Time Out For Volkswagen

Volkswagen's double digit growth rates came to a grinding halt in January with the Volkswagen Passenger Cars brand reporting what Volkswagen euphemistically calls "robust delivery figures:" Worldwide, Volkswagen handed over a mere 600 cars more in January 2012 than the 418,600 units it had sold in January 2011, for a teensy rise of 0.1 percent. Basically, Volkswagen is treading water. Why? China.

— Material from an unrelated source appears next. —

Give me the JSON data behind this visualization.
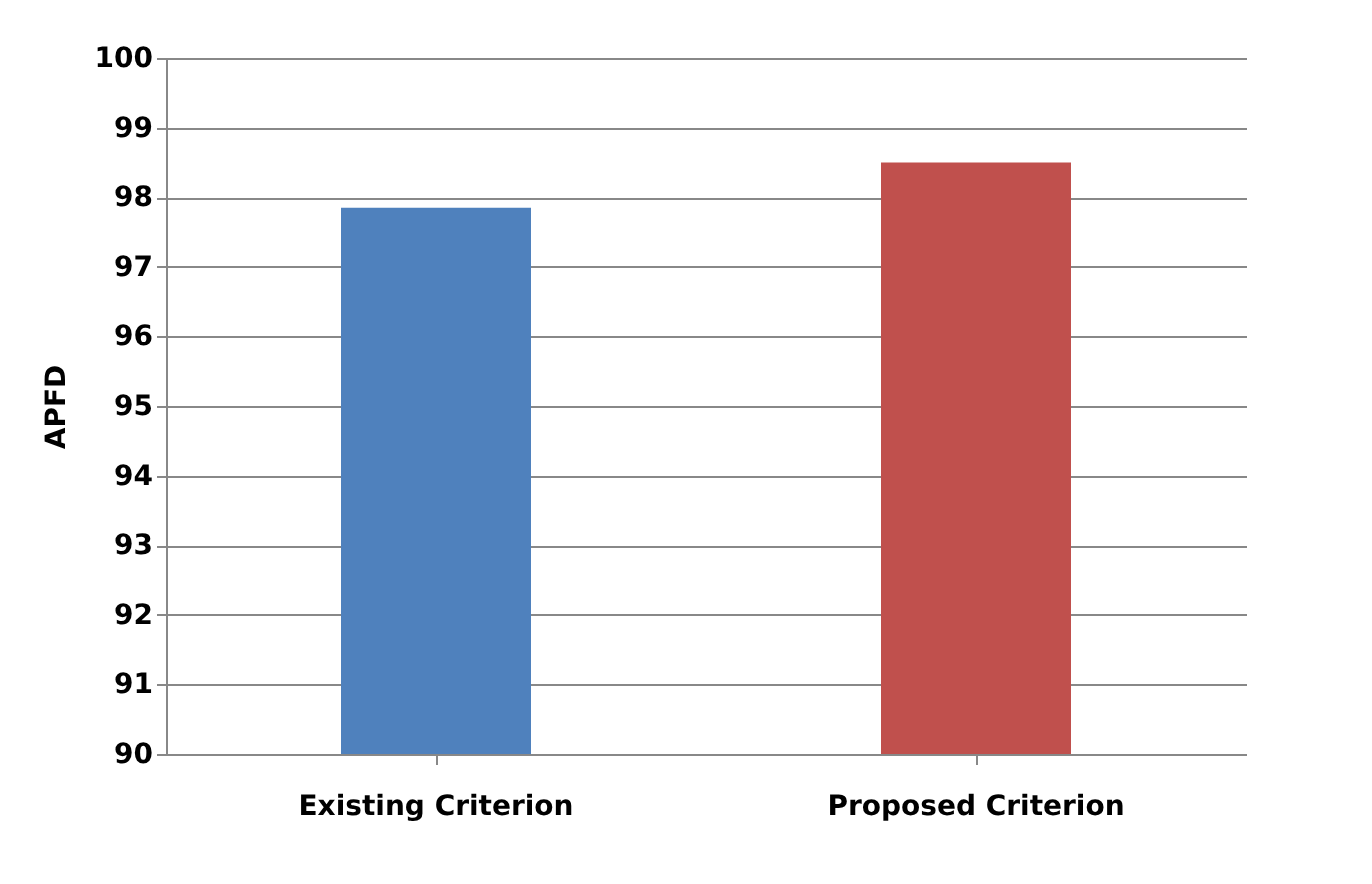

In the U.S. , Volkswagen Passenger Cars registered a plus of 47.9 percent to 27,200 units. In troubled Europe, Volkswagen sold 0.8 percent more in January to 125,500 units. What rained on the parade was China where the Volkswagen Passenger Car brand registered a decrease of 8.6 percent to 159,900 units. Like all Chinese manufacturers, Volkswagen suffered from the calendar effect that brought the Chinese New Year festival much earlier than last year. Gains elsewhere in the world fell victim to the Chinese January-malaise.

This goes to show how dependent Volkswagen has grown on China, its largest market. Volkswagen shares that fate with GM. GM is looking at an 8 percent loss in China in January. Except that GM also lost 6 percent in the U.S. in January. Europe-wide numbers have not been published yet for January, but Opel lost 9.7 percent in Germany in the month. GM's global losses in January most likely will remain hidden: GM reports only quarterly on global numbers.

Note that Volkswagen reported for the Passenger Car part only. Volkswagen is expected to announce group data within a few days.